3. Perusing the impugned order in the revision with reference to

the submissions made by the counsel, I find the learned Munsiff has

misdirected his enquiry without taking note of the binding effect of

the decree on the parties and also the scope and ambit of Order 21

Rule 32 of the Code of Civil Procedure. Indisputably, a decree of

injunction was passed in the suit in favour of the revision

petitioner/decree holder in respect of the plaint property having an

extent of 7 cents comprising a building negativing the challenge

raised by the judgment debtors/defendants that they have occupation

over the building situated in the property. That decree passed on

merits has become final and conclusive without any challenge

whatsoever. The present petition had been filed by the decree holders

setting forth a case that there was a subsequent trespass after the

CRP No.668/06 – 4 –

passing of the decree, and occupation over the building thereof, by

the judgment debtors. That was resisted by the judgment debtors

canvassing the very same challenge advanced to resist the suit claim

in trial that they had possessory right and occupation over the

building even before its institution. In other words, the defence that

was repelled after adjudication by the court was again canvassed in

execution to resist the decree of injunction. Without examining the

question whether such a challenge could be canvassed to resist the

decree, it is seen, the court below proceeded with an enquiry to

assess the merit of that case setforth for resisting the execution of

the decree. In this connection, it is pertinent to take note of the

decision relied by the apex court in P.K.Vijayan v. Kamalakshi

Amma (AIR 1994 SC 2145) wherein it has been held that raising of

different pleas at various stages in the pendency of a suit or

proceeding itself is an abuse of process of the court and an omission

to raise all available relevant pleas at the earlier stage when the

action is initiated would constitute constructive res judicata

preventing the raising of the same at a later point of time. The apex

court has observed thus:

“It is a sheer abuse of the process of the Court to

CRP No.668/06 – 5 –

raise at each successive stages different pleas to protract

the proceedings or to driver the party to multiplicity of

proceedings.
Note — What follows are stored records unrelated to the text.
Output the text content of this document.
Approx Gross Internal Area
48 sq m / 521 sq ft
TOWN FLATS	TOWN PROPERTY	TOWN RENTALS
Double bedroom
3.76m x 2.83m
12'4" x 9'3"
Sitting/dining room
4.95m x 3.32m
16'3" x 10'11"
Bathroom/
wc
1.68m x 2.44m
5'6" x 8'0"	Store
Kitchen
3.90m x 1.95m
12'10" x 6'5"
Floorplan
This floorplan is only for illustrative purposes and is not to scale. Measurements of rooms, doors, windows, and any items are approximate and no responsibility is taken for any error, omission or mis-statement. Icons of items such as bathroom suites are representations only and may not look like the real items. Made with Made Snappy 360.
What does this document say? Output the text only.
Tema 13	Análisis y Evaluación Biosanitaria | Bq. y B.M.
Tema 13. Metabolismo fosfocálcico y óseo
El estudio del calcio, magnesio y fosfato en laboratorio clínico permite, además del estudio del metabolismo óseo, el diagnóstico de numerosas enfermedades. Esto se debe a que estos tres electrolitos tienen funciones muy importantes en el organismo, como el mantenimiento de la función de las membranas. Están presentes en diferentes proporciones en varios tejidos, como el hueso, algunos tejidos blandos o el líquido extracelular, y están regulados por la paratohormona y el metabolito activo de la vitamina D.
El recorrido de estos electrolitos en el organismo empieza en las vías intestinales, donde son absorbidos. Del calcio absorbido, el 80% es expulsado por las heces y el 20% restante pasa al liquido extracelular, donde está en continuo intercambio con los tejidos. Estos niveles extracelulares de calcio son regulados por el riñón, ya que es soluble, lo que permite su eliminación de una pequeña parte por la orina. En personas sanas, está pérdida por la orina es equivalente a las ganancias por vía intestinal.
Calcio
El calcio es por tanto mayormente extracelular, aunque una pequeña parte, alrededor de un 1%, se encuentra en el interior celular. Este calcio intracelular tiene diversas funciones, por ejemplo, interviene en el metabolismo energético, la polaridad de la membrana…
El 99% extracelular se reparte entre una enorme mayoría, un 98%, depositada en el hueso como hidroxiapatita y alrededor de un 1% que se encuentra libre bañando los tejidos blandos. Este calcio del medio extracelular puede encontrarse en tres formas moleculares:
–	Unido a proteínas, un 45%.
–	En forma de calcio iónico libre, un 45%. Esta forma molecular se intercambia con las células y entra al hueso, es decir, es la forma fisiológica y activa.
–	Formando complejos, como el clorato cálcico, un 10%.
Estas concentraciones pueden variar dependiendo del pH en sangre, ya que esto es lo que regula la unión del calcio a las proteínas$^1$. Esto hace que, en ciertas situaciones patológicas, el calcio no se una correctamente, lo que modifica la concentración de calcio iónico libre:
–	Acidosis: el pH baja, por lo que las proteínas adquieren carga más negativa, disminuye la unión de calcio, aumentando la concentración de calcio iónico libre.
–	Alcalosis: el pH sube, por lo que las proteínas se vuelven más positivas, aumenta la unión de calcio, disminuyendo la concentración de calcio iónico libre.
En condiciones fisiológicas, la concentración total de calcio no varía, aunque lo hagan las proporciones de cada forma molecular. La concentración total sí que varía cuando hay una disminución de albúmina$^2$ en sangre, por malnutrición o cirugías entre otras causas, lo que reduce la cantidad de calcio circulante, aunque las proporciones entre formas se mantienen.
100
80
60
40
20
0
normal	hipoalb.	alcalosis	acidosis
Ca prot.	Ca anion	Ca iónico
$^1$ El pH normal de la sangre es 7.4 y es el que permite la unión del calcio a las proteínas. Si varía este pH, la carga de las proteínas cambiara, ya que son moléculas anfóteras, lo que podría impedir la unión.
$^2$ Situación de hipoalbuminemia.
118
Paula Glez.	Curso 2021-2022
It would be fair and just that the parties to

raise all available relevant pleas in the suits or

proceedings when the action is initiated and the omission

thereof does constitute constructive res judicata to

prevent raising of the same at a later point of time

thereby it must be deemed that they are waived.”

When that be the case in respect of raising of different pleas at

successive stages in a suit or proceeding, what is seen in the present

case is the very same defence canvassed in the suit which had been

repelled after adjudication had been canvassed by the judgment

debtor to resist the decree of injunction granted in favour of the

revision petitioner/decree holder; and, after enquiry, assessing the

merit of that defence, the court below had expressed its helplessness

and difficulty “to come to a conclusion that the respondents have

trespassed into the plaint scheduled property violating the decree.”

The respondents who are bound by the decree could not have

canvassed the defence which was canvassed in trial and found

against by the court to resist the decree was lost sight of by the

CRP No.668/06 – 6 –

learned Munsiff in appreciating the facts and circumstances presented

in the case. The impugned order is patently erroneous and

unsustainable in law. Setting aside the order, the court below is

directed to pass appropriate orders on the application moved by the

revision petitioner/decree holder in accordance with law on the

materials already tendered in the proceeding, as expeditiously as

possible, at any rate, within a period of two months from the date of

receipt/production of a copy of this order.

Revision is disposed as indicated above.